Al's story is about his issues with his bank (and, by extension, class differences between him and other soldiers), not about alcohol. I do agree that on watching it I wondered whether March could really be considered the film's lead actor, though (even if he was, I don't think he should won Best Actor over Jimmy Stewart's tour de force in It's A Wonderful Life).
This is true. The film does a good job dealing with class issues in the aftermath of World War II (with Al and Fred changing places, going from being a lowly Sgt. and a Captain to a lowly soda-jerk and a banker). Still, all three characters deal with post-war trauma, but at least Fred and Homer have it dealt with seriously.
120. Sunset Blvd. (A)
121. Beneath the Planet of the Apes (B-)
: Watching this, I had to wonder how a movie with so many inside references to Hollywood of the silent era (Cecil B. Demille, Buster Keaton, and many other giants of the silent period play themselves) could have been made, but somehow it was. Whatever the decision-making that led to its production, Sunset Blvd.
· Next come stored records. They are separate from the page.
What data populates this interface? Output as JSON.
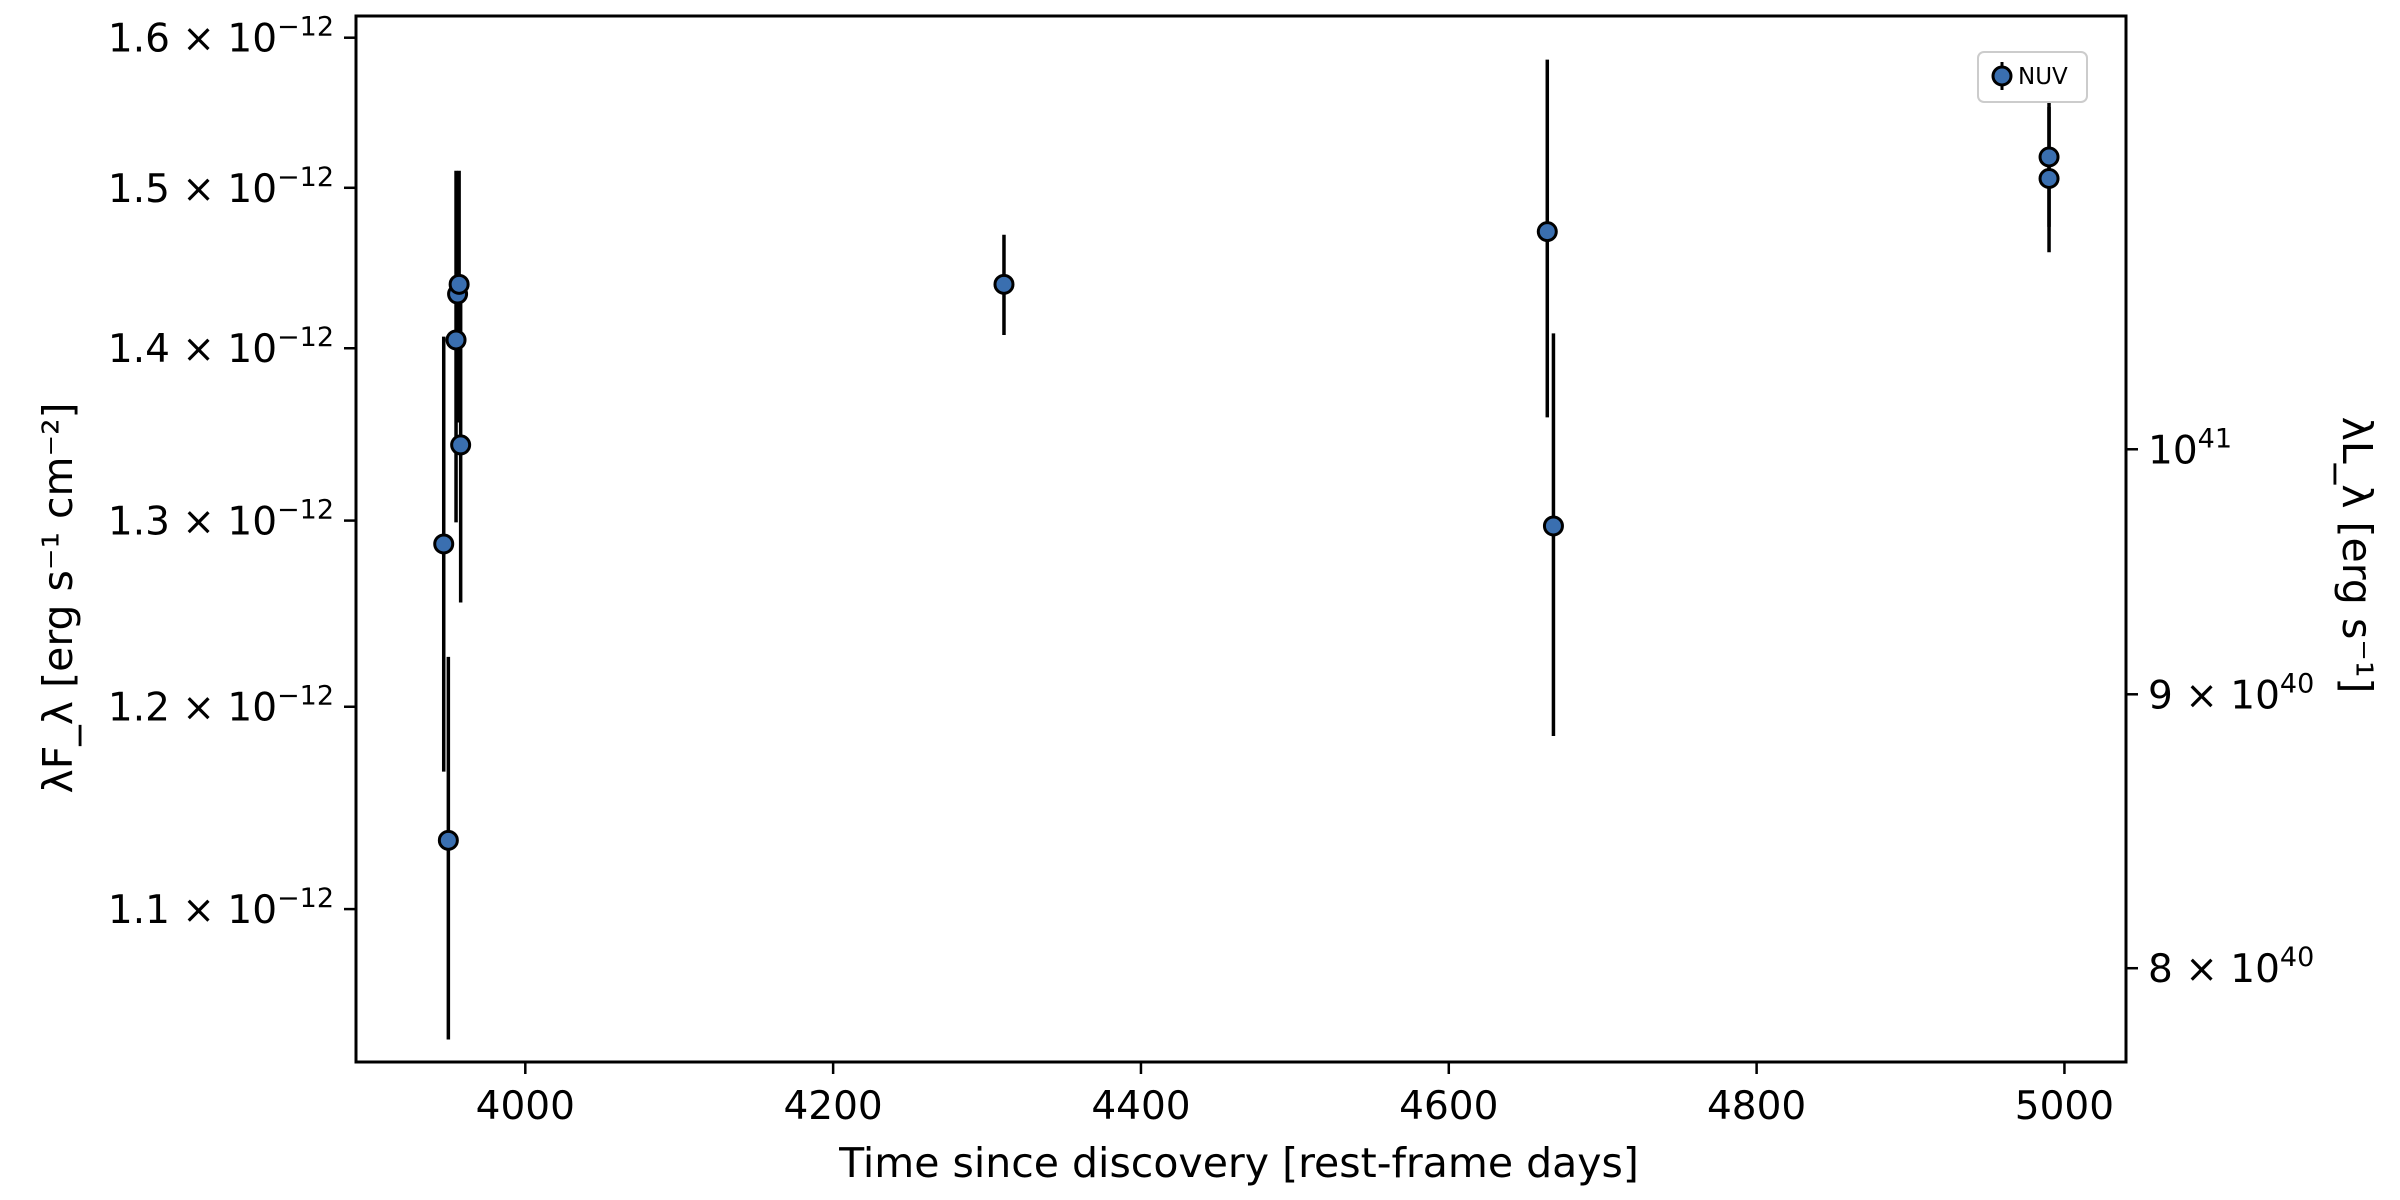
{
  "chart_data": {
    "type": "scatter",
    "title": "",
    "xlabel": "Time since discovery [rest-frame days]",
    "ylabel": "λF_λ [erg s⁻¹ cm⁻²]",
    "y2label": "λL_λ [erg s⁻¹]",
    "xlim": [
      3890,
      5040
    ],
    "ylim": [
      1.03e-12,
      1.615e-12
    ],
    "yscale": "log",
    "y2scale": "log",
    "grid": false,
    "legend_position": "top-right",
    "marker_color": "#3a6fb0",
    "xticks": [
      4000,
      4200,
      4400,
      4600,
      4800,
      5000
    ],
    "yticks": [
      {
        "mantissa": "1.1",
        "exponent": "−12",
        "value": 1.1e-12
      },
      {
        "mantissa": "1.2",
        "exponent": "−12",
        "value": 1.2e-12
      },
      {
        "mantissa": "1.3",
        "exponent": "−12",
        "value": 1.3e-12
      },
      {
        "mantissa": "1.4",
        "exponent": "−12",
        "value": 1.4e-12
      },
      {
        "mantissa": "1.5",
        "exponent": "−12",
        "value": 1.5e-12
      },
      {
        "mantissa": "1.6",
        "exponent": "−12",
        "value": 1.6e-12
      }
    ],
    "y2ticks": [
      {
        "mantissa": "8",
        "exponent": "40",
        "value": 8e+40
      },
      {
        "mantissa": "9",
        "exponent": "40",
        "value": 9e+40
      },
      {
        "mantissa": "",
        "exponent": "41",
        "value": 1e+41
      }
    ],
    "y2_per_y1": 7.46e+52,
    "series": [
      {
        "name": "NUV",
        "color": "#3a6fb0",
        "points": [
          {
            "x": 3947,
            "y": 1.287e-12,
            "yerr": 1.2e-13
          },
          {
            "x": 3950,
            "y": 1.133e-12,
            "yerr": 9.3e-14
          },
          {
            "x": 3955,
            "y": 1.405e-12,
            "yerr": 1.06e-13
          },
          {
            "x": 3956,
            "y": 1.433e-12,
            "yerr": 7.7e-14
          },
          {
            "x": 3957,
            "y": 1.439e-12,
            "yerr": 7.2e-14
          },
          {
            "x": 3958,
            "y": 1.343e-12,
            "yerr": 8.8e-14
          },
          {
            "x": 4311,
            "y": 1.439e-12,
            "yerr": 3.1e-14
          },
          {
            "x": 4664,
            "y": 1.472e-12,
            "yerr": 1.13e-13
          },
          {
            "x": 4668,
            "y": 1.297e-12,
            "yerr": 1.12e-13
          },
          {
            "x": 4990,
            "y": 1.506e-12,
            "yerr": 4.7e-14
          },
          {
            "x": 4990,
            "y": 1.52e-12,
            "yerr": 4.5e-14
          }
        ]
      }
    ]
  }
}
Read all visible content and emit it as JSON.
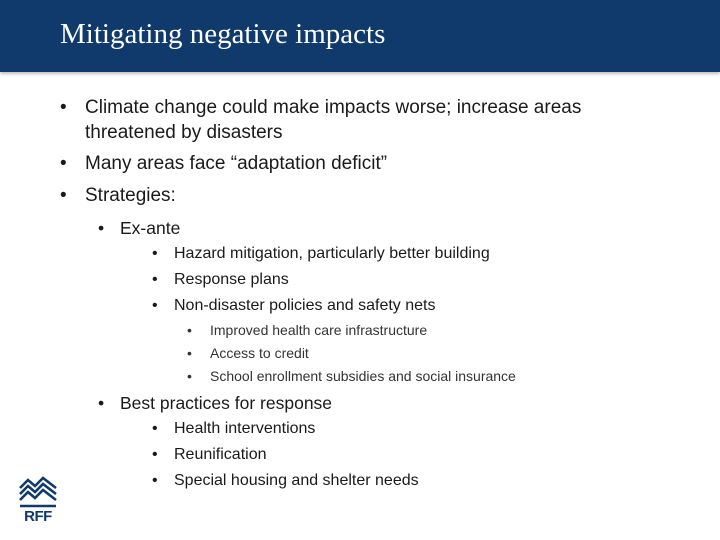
{
  "slide": {
    "title": "Mitigating negative impacts",
    "bullet_char": "•",
    "colors": {
      "title_bar": "#0f3a6b",
      "title_text": "#ffffff",
      "body_text": "#1a1a1a",
      "logo": "#0f3a6b"
    },
    "items": [
      "Climate change could make impacts worse; increase areas",
      "threatened by disasters",
      "Many areas face “adaptation deficit”",
      "Strategies:",
      "Ex-ante",
      "Hazard mitigation, particularly better building",
      "Response plans",
      "Non-disaster policies and safety nets",
      "Improved health care infrastructure",
      "Access to credit",
      "School enrollment subsidies and social insurance",
      "Best practices for response",
      "Health interventions",
      "Reunification",
      "Special housing and shelter needs"
    ]
  },
  "logo": {
    "text": "RFF",
    "icon": "rff-roof-logo-icon"
  }
}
is a terrific film noir and a fascinating look at Hollywood in the early 50s. Everyone in the cast is great (faded silent star Gloria Swanson as faded silent star Norma Desmond is the obvious stand-out, but William Holden, Erich Von Stroheim, and the rest are equally good) and the script and direction are terrific. I can't think of anything negative to say about it, except that it hasn't been released on Blu-Ray yet.
Beneath the Planet of the Apes
: The first sequel to Planet of the Apes
isn't a bad movie, but it falls short in a number of areas. For one thing, it begins with a giant ret-con. In the original movie, Heston and co. traveled to the far future by approaching the speed of light and spending time in stasis. In the revised version here, the astronauts (there's a new one, Brett, since Heston only agreed to play a supporting role) get to the far future by travelling through some sort of temporal anomaly. Since the astronauts can now return to their own time, Brett appears on a rescue mission after Taylor. Played by James Franciscus, Brett is a perfectly adequate replacement for Taylor, but he plays so many of the same beats Heston did in the last movie you have to wonder why he was necessary.
There are other ret-cons, too. In the last one, Cornelius and Zira were going to be charged with heresy. Here, they're just in hot water with Dr. Zaius. These aren't the film's biggest problem, though. That would be the general lack of production value (the budget was slashed in half just before shooting). Outside of the principles, most of the apes in this one just wear awful one-piece masks. Whereas the original shot on location, the sequel makes only nominal use of exteriors, opting for matte paintings, sets, and not-very-good rear projection.
Still, a lot of things in the sequel work. For one thing, we get a closer look at Ape culture, which comes with a heavy-handed allusion to anti-war protests of the time, but the Apes films are best when they argue a social message, so I'll take it. General Ursus is a character that makes sense in the Ape world, and he's well played by James Gregory. When he does appear, Heston is great, and Linda Harrison manages to do more with Nova in the sequel than in the original. And the revelation that advanced humans have survived, albeit mutated and underground, is played well. Finally, there's the ending, which is tremendously downbeat for a Hollywood production. Brett and Nova are brutally murdered, and Taylor is mortally wounded. He reaches out to Dr. Zaius, but is refused, and out of spite decides to set off a doomsday bomb wiping out the entirety of the Earth. Over black, an emotionally distant voice-over explains that an insignificant planet is now dead. Roll credits.
Yes, there's three more sequels (two of them, according to my memory, are decent) and a television series (I haven't seen it). How they managed to work that out is either impressive or ridiculous, but I'll get to that when I rate the third movie (and beyond).